U Saw Win Kyaing, a village head in Hpa-An, was visibly moved by Tzu Chi volunteers’ sharing. He picked up the microphone and said to the villagers, "Tzu Chi volunteers bring the true essence of the Dharma teachings to Myanmar. We can give and help people in need by donating a handful of rice at each meal too!"
The kindness and gentleness of farmers in Myanmar have been extensively reported throughout the world. Guo Min-zi (郭敏姿), a Taiwanese entrepreneur and a Tzu Chi volunteer who has relocated from Mainland China to Myanmar to invest, shared that people in Myanmar have a long tradition of saving a handful of rice each day for the future. Yet, village chief U Kyaw Nyunt also said that while the local people are kind and helpful, most of them only support temple monks and nuns, and donate to the construction of pagodas. They think this is the only way to gain merits. So, it is common to witness people jostling to give up their seats for a monk or a nun in a bus, but totally ignore a pregnant woman standing in the fast moving vehicle. “Now that the villagers have received the Dharma teachings and love from Tzu Chi volunteers, they have also started saving a handful of rice each day and adding 1,000 kyats (around 0.65 US dollars) to their rice bank to help villagers in need,” said U Kyaw Nyunt.
Before Tzu Chi volunteers started the distribution, they travelled deep into the countryside to listen to the farmers’ woes and promised they would return to help. They kept their promise, and in turn moved the farmers to care for others by saving a handful of rice. To more than 50,000 farmers, Tzu Chi brings not only the hope of a bumper harvest, but also ripple effects of compassion and benevolence.

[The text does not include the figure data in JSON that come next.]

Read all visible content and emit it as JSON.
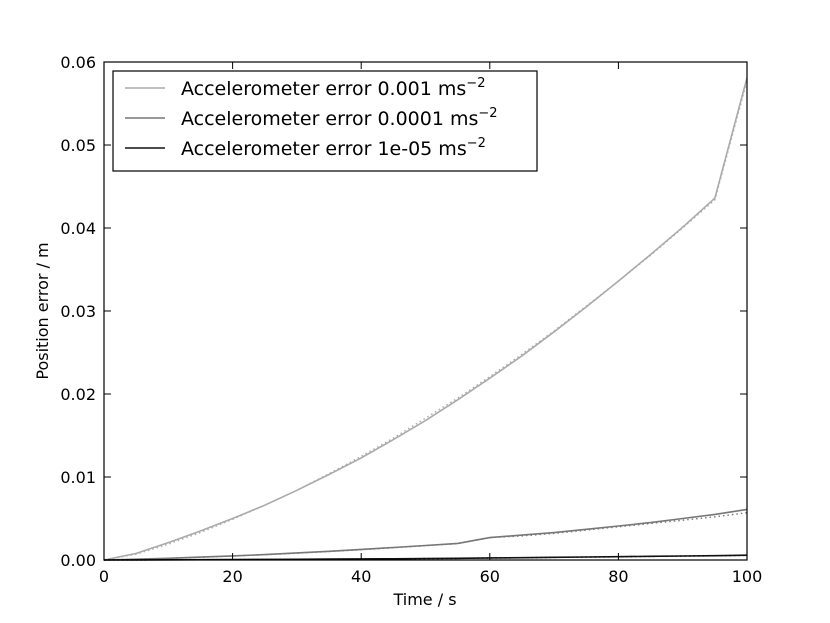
{
  "chart_data": {
    "type": "line",
    "xlabel": "Time / s",
    "ylabel": "Position error / m",
    "xlim": [
      0,
      100
    ],
    "ylim": [
      0,
      0.06
    ],
    "x_ticks": [
      "0",
      "20",
      "40",
      "60",
      "80",
      "100"
    ],
    "y_ticks": [
      "0.00",
      "0.01",
      "0.02",
      "0.03",
      "0.04",
      "0.05",
      "0.06"
    ],
    "grid": false,
    "legend_position": "top-left",
    "legend_unit": "ms",
    "legend_unit_exponent": "−2",
    "x": [
      0,
      5,
      10,
      15,
      20,
      25,
      30,
      35,
      40,
      45,
      50,
      55,
      60,
      65,
      70,
      75,
      80,
      85,
      90,
      95,
      100
    ],
    "series": [
      {
        "name": "Accelerometer error 0.001",
        "color": "#aaaaaa",
        "values": [
          0,
          0.0008,
          0.0021,
          0.0035,
          0.005,
          0.0066,
          0.0084,
          0.0103,
          0.0123,
          0.0145,
          0.0168,
          0.0193,
          0.0219,
          0.0246,
          0.0275,
          0.0305,
          0.0336,
          0.0368,
          0.0401,
          0.0436,
          0.0581
        ],
        "fit_values": [
          0,
          0.0007,
          0.0019,
          0.0033,
          0.0049,
          0.0066,
          0.0084,
          0.0104,
          0.0125,
          0.0147,
          0.0171,
          0.0195,
          0.0221,
          0.0248,
          0.0276,
          0.0306,
          0.0336,
          0.0367,
          0.04,
          0.0434,
          0.0577
        ]
      },
      {
        "name": "Accelerometer error 0.0001",
        "color": "#777777",
        "values": [
          0,
          0.0001,
          0.0002,
          0.00035,
          0.0005,
          0.00065,
          0.00085,
          0.00105,
          0.00128,
          0.0015,
          0.00175,
          0.002,
          0.0027,
          0.003,
          0.0033,
          0.0037,
          0.0041,
          0.0045,
          0.005,
          0.0055,
          0.0061
        ],
        "fit_values": [
          0,
          0.0001,
          0.0002,
          0.00033,
          0.00048,
          0.00064,
          0.00082,
          0.00102,
          0.00124,
          0.00148,
          0.00172,
          0.00198,
          0.0027,
          0.0029,
          0.0032,
          0.0036,
          0.004,
          0.0044,
          0.0048,
          0.0052,
          0.0057
        ]
      },
      {
        "name": "Accelerometer error 1e-05",
        "color": "#111111",
        "values": [
          0,
          1e-05,
          2e-05,
          4e-05,
          5e-05,
          7e-05,
          9e-05,
          0.00011,
          0.00013,
          0.00015,
          0.00018,
          0.0002,
          0.00025,
          0.00028,
          0.00032,
          0.00036,
          0.0004,
          0.00044,
          0.00048,
          0.00052,
          0.00058
        ],
        "fit_values": [
          0,
          1e-05,
          2e-05,
          3e-05,
          5e-05,
          6e-05,
          8e-05,
          0.0001,
          0.00012,
          0.00014,
          0.00017,
          0.00019,
          0.00024,
          0.00027,
          0.00031,
          0.00035,
          0.00039,
          0.00043,
          0.00047,
          0.00051,
          0.00056
        ]
      }
    ]
  }
}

When Myanmar was hit by Cyclone Nargis in 2008, Tzu Chi immediately went into the country to assist with the disaster relief, and soon distributed high-quality rice seeds for farmers to cultivate. The story of Tzu Chi’s bamboo banks moved a farmer, U Thein Tun, to initiate a practice of putting aside a handful of rice before cooking each day to help others. U Thein Tun also practiced the Buddhist precept of not killing by not using pesticides, and he was rewarded with a bumper harvest. Other farmers followed suit, and soon the benevolent practice of donating rice banks spread to other villages.
Upon hearing the practice, Master Cheng Yen also encouraged Tzu Chi volunteers to learn from the good deeds of the farmers in Myanmar by eating 80% and leaving 20% to help others. From the bamboo banks of Tzu Chi's early days in Taiwan to the rice banks initiated by Myanmar farmers, Tzu Chi continues to spread love and compassion around the world.